Le verbe «revisiter» pourrait être compris dans ce sens. Mais, en fait, il est généralement utilisé quand on reprend des éléments du patrimoine que l’on parfume ou badigeonne selon l’air du temps. On le voit dans la musique et la chanson où il y a plus de reprises, «revisitées» essentiellement par l’instrumentation et quelques accords qui font moderne, que de véritables créations s’inspirant du patrimoine. Dans l’architecture où, arceau par-ci et céramique par-là, on cultive l’anecdote visuelle pour donner l’illusion médiocre d’une référence au patrimoine. Dans le stylisme où les costumes anciens ne donnent pas lieu à de véritables réinterprétations contemporaines mais au plaquage de colifichets prétendus modernes. Dans quasiment toutes les expressions en fait.

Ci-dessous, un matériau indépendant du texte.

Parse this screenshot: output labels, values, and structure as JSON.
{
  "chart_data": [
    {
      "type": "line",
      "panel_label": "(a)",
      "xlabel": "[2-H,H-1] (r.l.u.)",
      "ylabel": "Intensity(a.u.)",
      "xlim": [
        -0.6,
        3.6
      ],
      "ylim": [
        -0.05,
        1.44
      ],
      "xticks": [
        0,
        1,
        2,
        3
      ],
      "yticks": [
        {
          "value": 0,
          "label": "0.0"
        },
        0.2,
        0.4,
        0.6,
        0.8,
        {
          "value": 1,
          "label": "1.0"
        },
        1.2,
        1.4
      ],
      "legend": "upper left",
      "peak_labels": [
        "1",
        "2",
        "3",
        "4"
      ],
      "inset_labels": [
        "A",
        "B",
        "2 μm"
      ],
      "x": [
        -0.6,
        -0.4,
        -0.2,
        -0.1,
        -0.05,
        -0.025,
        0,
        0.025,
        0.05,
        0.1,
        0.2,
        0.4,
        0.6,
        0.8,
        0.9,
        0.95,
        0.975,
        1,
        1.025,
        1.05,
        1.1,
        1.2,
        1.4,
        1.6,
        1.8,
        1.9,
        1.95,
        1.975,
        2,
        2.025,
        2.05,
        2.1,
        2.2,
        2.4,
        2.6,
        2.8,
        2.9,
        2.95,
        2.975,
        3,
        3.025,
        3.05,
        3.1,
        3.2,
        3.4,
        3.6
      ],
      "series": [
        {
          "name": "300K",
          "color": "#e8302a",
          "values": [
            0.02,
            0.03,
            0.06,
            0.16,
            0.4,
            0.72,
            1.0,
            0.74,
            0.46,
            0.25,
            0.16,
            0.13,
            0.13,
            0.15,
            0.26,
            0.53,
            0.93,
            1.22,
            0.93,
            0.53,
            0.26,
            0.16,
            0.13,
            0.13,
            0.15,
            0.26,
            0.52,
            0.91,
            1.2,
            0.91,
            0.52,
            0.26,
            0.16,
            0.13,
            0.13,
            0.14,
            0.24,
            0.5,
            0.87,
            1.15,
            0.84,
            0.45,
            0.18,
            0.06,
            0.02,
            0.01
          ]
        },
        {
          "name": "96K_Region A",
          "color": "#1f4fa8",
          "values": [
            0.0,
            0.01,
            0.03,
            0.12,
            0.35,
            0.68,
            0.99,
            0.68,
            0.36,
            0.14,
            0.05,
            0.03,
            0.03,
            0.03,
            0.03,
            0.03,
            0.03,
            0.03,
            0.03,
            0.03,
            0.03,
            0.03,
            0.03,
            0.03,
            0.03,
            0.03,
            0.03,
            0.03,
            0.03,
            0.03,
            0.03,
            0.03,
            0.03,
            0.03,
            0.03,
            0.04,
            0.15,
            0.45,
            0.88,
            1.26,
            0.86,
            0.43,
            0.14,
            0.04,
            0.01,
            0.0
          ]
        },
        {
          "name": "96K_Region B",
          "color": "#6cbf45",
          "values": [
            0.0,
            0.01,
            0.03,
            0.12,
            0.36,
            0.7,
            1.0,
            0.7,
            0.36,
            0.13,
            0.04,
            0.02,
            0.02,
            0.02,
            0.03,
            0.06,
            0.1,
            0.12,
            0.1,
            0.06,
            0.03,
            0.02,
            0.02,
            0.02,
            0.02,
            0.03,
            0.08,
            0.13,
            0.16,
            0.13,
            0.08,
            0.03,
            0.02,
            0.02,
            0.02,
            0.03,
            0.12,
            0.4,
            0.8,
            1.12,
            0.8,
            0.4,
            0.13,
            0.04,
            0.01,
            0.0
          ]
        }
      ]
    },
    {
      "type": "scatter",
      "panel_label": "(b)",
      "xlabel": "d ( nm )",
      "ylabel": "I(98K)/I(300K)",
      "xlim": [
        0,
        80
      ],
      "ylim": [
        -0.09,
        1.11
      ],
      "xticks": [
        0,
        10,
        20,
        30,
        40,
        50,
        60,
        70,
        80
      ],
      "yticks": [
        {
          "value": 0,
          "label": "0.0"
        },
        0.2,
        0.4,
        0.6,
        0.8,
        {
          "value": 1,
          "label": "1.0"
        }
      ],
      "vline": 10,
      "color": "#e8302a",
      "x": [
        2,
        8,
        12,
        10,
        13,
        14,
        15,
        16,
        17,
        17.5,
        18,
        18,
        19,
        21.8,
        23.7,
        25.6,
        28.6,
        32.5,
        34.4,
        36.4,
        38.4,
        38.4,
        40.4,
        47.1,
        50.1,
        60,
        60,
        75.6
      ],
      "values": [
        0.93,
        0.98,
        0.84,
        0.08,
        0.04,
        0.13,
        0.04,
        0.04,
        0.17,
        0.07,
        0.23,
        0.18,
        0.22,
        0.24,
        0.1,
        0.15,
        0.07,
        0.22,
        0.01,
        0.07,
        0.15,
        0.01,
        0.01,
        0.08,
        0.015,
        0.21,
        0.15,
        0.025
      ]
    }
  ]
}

Il est grand temps de réfléchir à la coexistence de la conservation du patrimoine et du travail créatif qui s’en réclame. De penser à la différence sidérale qui existe entre «revisiter» de manière superficielle et «recréer» de manière profonde. A force de faire dans la cosmétique du patrimoine à coups de pâles actualisations, on risque d’aboutir à sa caricature puis à sa disparition assurée.